In this year’s most delightful behavioral neuroscience experience, scientists have taught rats how to drive tiny cars in exchange for pieces of breakfast cereal. Researchers at the University of Richmond showed that when rats were placed inside a clear plastic container on top of a robot car, they could learn to drive the vehicle by pressing bars and could navigate around a tiny rat arena.

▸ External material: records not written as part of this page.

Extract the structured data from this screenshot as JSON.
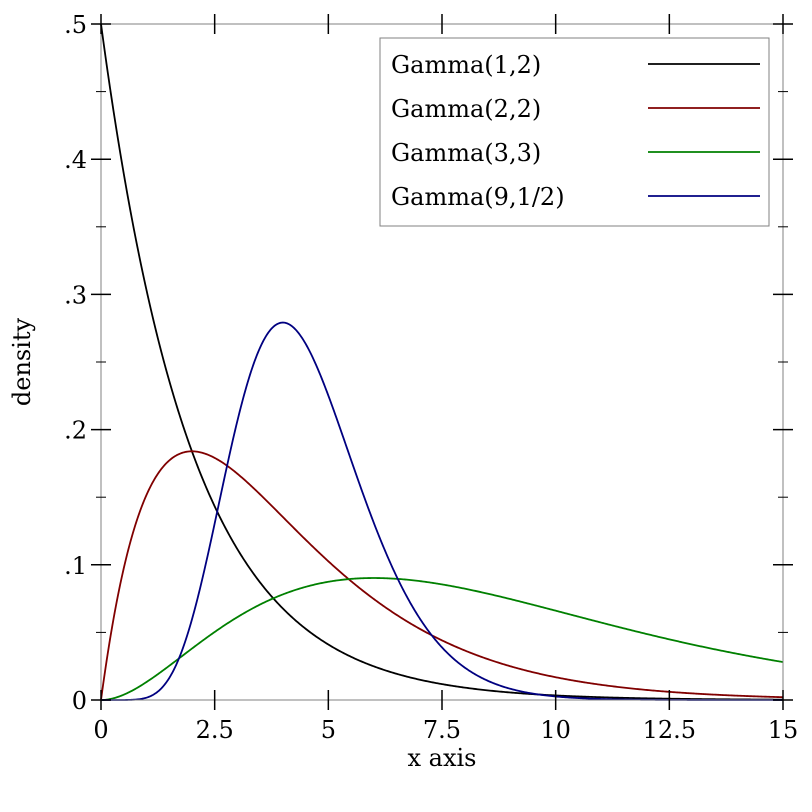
{
  "chart_data": {
    "type": "line",
    "title": "",
    "xlabel": "x axis",
    "ylabel": "density",
    "xlim": [
      0,
      15
    ],
    "ylim": [
      0,
      0.5
    ],
    "x_ticks": [
      0,
      2.5,
      5,
      7.5,
      10,
      12.5,
      15
    ],
    "x_tick_labels": [
      "0",
      "2.5",
      "5",
      "7.5",
      "10",
      "12.5",
      "15"
    ],
    "y_ticks": [
      0,
      0.1,
      0.2,
      0.3,
      0.4,
      0.5
    ],
    "y_tick_labels": [
      "0",
      ".1",
      ".2",
      ".3",
      ".4",
      ".5"
    ],
    "y_minor_ticks": [
      0.05,
      0.15,
      0.25,
      0.35,
      0.45
    ],
    "grid": false,
    "legend_position": "top-right",
    "series": [
      {
        "name": "Gamma(1,2)",
        "shape": 1,
        "scale": 2,
        "color": "#000000"
      },
      {
        "name": "Gamma(2,2)",
        "shape": 2,
        "scale": 2,
        "color": "#800000"
      },
      {
        "name": "Gamma(3,3)",
        "shape": 3,
        "scale": 3,
        "color": "#008000"
      },
      {
        "name": "Gamma(9,1/2)",
        "shape": 9,
        "scale": 0.5,
        "color": "#000080"
      }
    ]
  }
}
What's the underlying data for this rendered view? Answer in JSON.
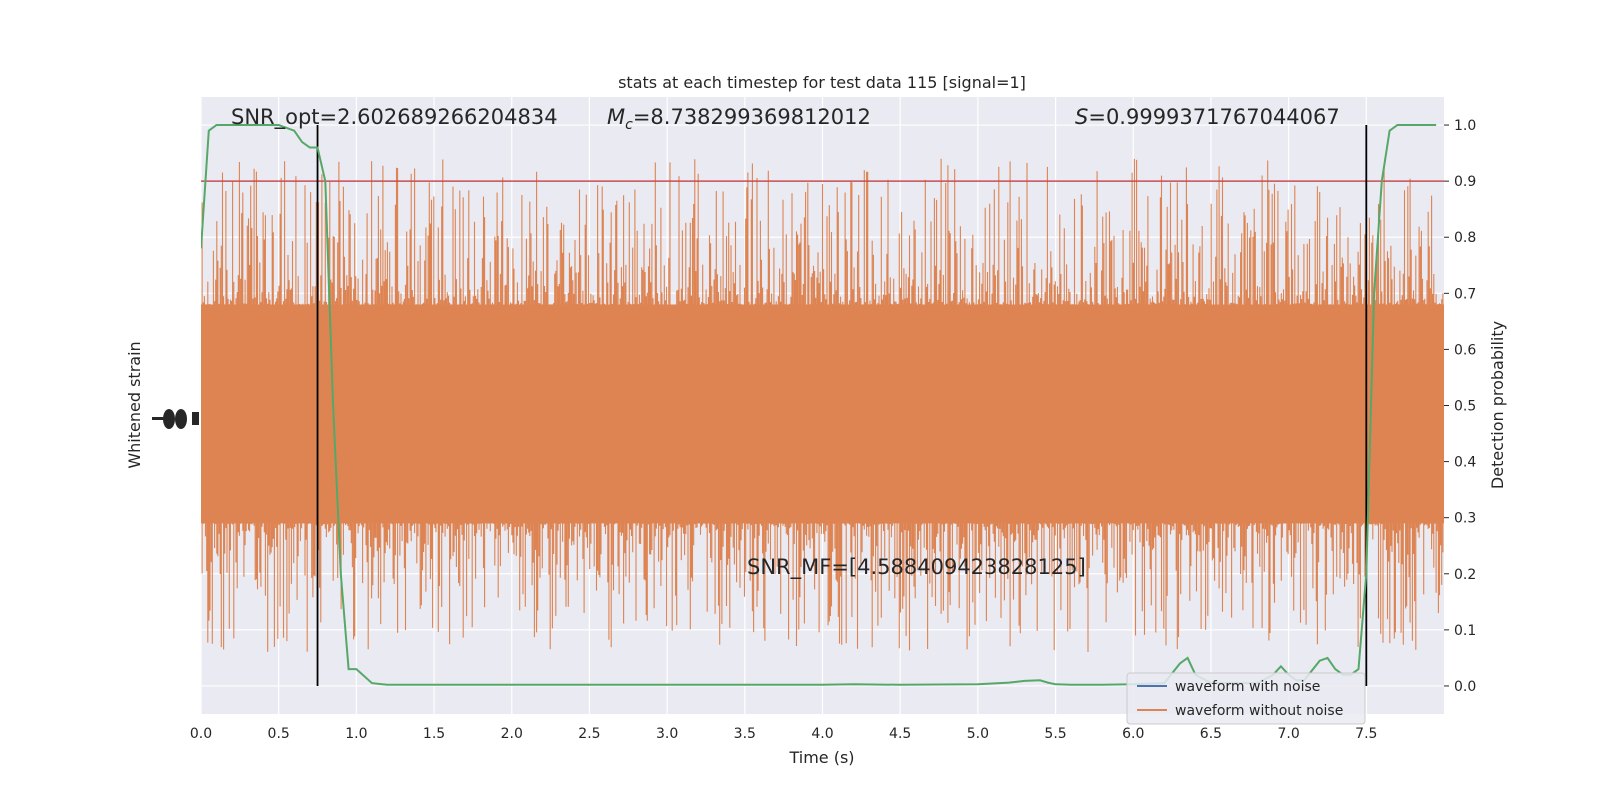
{
  "chart_data": {
    "type": "line",
    "title": "stats at each timestep for test data 115 [signal=1]",
    "xlabel": "Time (s)",
    "ylabel_left": "Whitened strain",
    "ylabel_right": "Detection probability",
    "xlim": [
      0,
      8
    ],
    "ylim_right": [
      -0.05,
      1.05
    ],
    "x_ticks": [
      "0.0",
      "0.5",
      "1.0",
      "1.5",
      "2.0",
      "2.5",
      "3.0",
      "3.5",
      "4.0",
      "4.5",
      "5.0",
      "5.5",
      "6.0",
      "6.5",
      "7.0",
      "7.5"
    ],
    "y_ticks_right": [
      "0.0",
      "0.1",
      "0.2",
      "0.3",
      "0.4",
      "0.5",
      "0.6",
      "0.7",
      "0.8",
      "0.9",
      "1.0"
    ],
    "annotations": {
      "snr_opt": "SNR_opt=2.602689266204834",
      "mc_symbol": "M",
      "mc_subscript": "c",
      "mc_value": "=8.738299369812012",
      "s_symbol": "S",
      "s_value": "=0.9999371767044067",
      "snr_mf": "SNR_MF=[4.588409423828125]"
    },
    "threshold": 0.9,
    "vertical_markers": [
      0.75,
      7.5
    ],
    "series": [
      {
        "name": "waveform with noise",
        "color": "#4c72b0",
        "style": "line",
        "amplitude_range": [
          0.01,
          0.99
        ]
      },
      {
        "name": "waveform without noise",
        "color": "#dd8452",
        "style": "noise-band",
        "core_range": [
          0.29,
          0.68
        ],
        "amplitude_range": [
          0.0,
          1.0
        ]
      },
      {
        "name": "Detection probability",
        "color": "#55a868",
        "x": [
          0.0,
          0.05,
          0.1,
          0.15,
          0.2,
          0.3,
          0.4,
          0.5,
          0.6,
          0.65,
          0.7,
          0.75,
          0.8,
          0.85,
          0.9,
          0.95,
          1.0,
          1.1,
          1.2,
          1.5,
          2.0,
          2.5,
          3.0,
          3.5,
          4.0,
          4.2,
          4.5,
          5.0,
          5.2,
          5.3,
          5.4,
          5.45,
          5.5,
          5.6,
          5.7,
          5.8,
          6.0,
          6.2,
          6.3,
          6.35,
          6.4,
          6.5,
          6.8,
          6.9,
          6.95,
          7.0,
          7.05,
          7.1,
          7.2,
          7.25,
          7.3,
          7.35,
          7.4,
          7.45,
          7.5,
          7.55,
          7.6,
          7.65,
          7.7,
          7.8,
          7.9,
          7.95
        ],
        "y": [
          0.78,
          0.99,
          1.0,
          1.0,
          1.0,
          1.0,
          1.0,
          1.0,
          0.99,
          0.97,
          0.96,
          0.96,
          0.9,
          0.5,
          0.2,
          0.03,
          0.03,
          0.005,
          0.002,
          0.002,
          0.002,
          0.002,
          0.002,
          0.002,
          0.002,
          0.003,
          0.002,
          0.003,
          0.006,
          0.009,
          0.01,
          0.006,
          0.003,
          0.002,
          0.002,
          0.002,
          0.003,
          0.005,
          0.04,
          0.05,
          0.02,
          0.005,
          0.005,
          0.02,
          0.035,
          0.02,
          0.01,
          0.01,
          0.045,
          0.05,
          0.03,
          0.02,
          0.02,
          0.03,
          0.2,
          0.7,
          0.9,
          0.99,
          1.0,
          1.0,
          1.0,
          1.0
        ]
      }
    ],
    "grid": true,
    "legend_position": "lower-right"
  }
}
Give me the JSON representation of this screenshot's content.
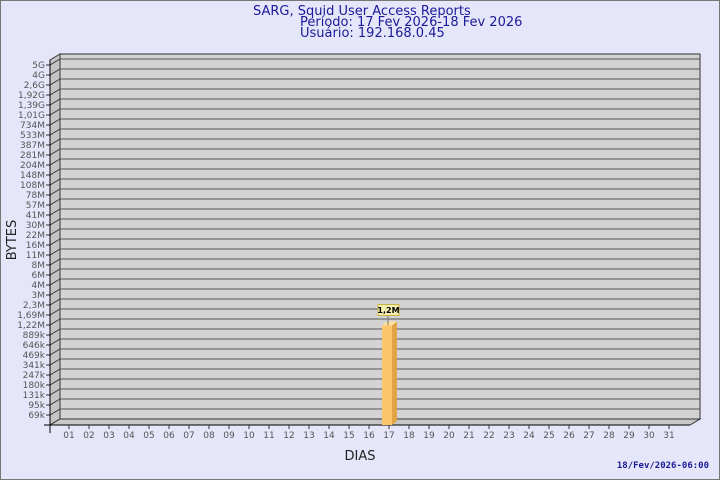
{
  "header": {
    "title": "SARG, Squid User Access Reports",
    "period": "Período: 17 Fev 2026-18 Fev 2026",
    "user": "Usuário: 192.168.0.45"
  },
  "footer": {
    "timestamp": "18/Fev/2026-06:00"
  },
  "colors": {
    "background": "#e6e6fa",
    "plot": "#d3d3d3",
    "bar": "#fcc66a",
    "bar_side": "#e0a444",
    "title": "#1a1a99"
  },
  "chart_data": {
    "type": "bar",
    "title": "SARG, Squid User Access Reports",
    "xlabel": "DIAS",
    "ylabel": "BYTES",
    "grid": true,
    "y_scale": "log-like",
    "y_ticks": [
      "5G",
      "4G",
      "2,6G",
      "1,92G",
      "1,39G",
      "1,01G",
      "734M",
      "533M",
      "387M",
      "281M",
      "204M",
      "148M",
      "108M",
      "78M",
      "57M",
      "41M",
      "30M",
      "22M",
      "16M",
      "11M",
      "8M",
      "6M",
      "4M",
      "3M",
      "2,3M",
      "1,69M",
      "1,22M",
      "889k",
      "646k",
      "469k",
      "341k",
      "247k",
      "180k",
      "131k",
      "95k",
      "69k"
    ],
    "categories": [
      "01",
      "02",
      "03",
      "04",
      "05",
      "06",
      "07",
      "08",
      "09",
      "10",
      "11",
      "12",
      "13",
      "14",
      "15",
      "16",
      "17",
      "18",
      "19",
      "20",
      "21",
      "22",
      "23",
      "24",
      "25",
      "26",
      "27",
      "28",
      "29",
      "30",
      "31"
    ],
    "bars": [
      {
        "category": "17",
        "value": 1200000,
        "label": "1,2M"
      }
    ]
  }
}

The team wanted to know how the rats’ living conditions affected their ability to learn new skills, so they took two groups of rats from different environments and compared their performance. One group of rats had been kept in more natural, engaging environments with lots for them to do (called “enriched environments”), and they performed better at the driving task than rats who had been kept in lab cages. This was to be expected, as scientists know that the environment in which animals are kept can radically alter their behaviors and cognitive abilities. However, the degree to which the animals from enriched environments outperformed the rats from regular lab cages surprised lead researcher Kelly Lambert: “It was actually quite shocking to me that they were so much better,” she said to AFP.
The researchers also wanted to know about how the rats found the driving experience — whether they were stressed out by it or relaxed by it. So they took fecal samples from the rats after they drove and analyzed them for hormone levels. They compared levels of two key hormones involved in stress: Dehydroepiandrosterone (DHEA) and corticosterone (CS). When animals are stressed, the ratio of DHEA to CS decreases, as the body produces more CS during stressful periods.
In the driving rats, the researchers found that the ratio of DHEA to CS increased, which the researchers said, “suggest[s] that driving training, regardless of housing group [enriched or lab cage], enhanced markers of emotional resilience.” You could argue that this finding shows a relaxed or satisfied response among the rats, related to having acquired a new skill. Of course, it’s difficult to ascribe human emotions and experiences to rats. But it does seem that the animals found riding around in the tiny car to be a positive experience.
In an interesting twist, rats who rode as passengers in the tiny cars without driving them showed lower levels of DHEA than the driving rats, meaning they had a less positive response. This supports the idea that it was the experience of taking agency or mastering a new skill that the rats enjoyed, not merely the experience of riding around in a novel vehicle.
The researchers think that the findings could help not only explain more about rat behavior, but also apply to human problems too. There could be ways that this research could eventually be applied to treat mental disorders, such as by emphasizing the importance of learning new skills and having agency over experiences in controlling stress.
“There’s no cure for schizophrenia or depression,” Lambert said to AFP. “And we need to catch up, and I think we need to look at different animal models and different types of tasks and really respect that behavior can change our neurochemistry.”
The findings are published in the journal Behavioral Brain Research.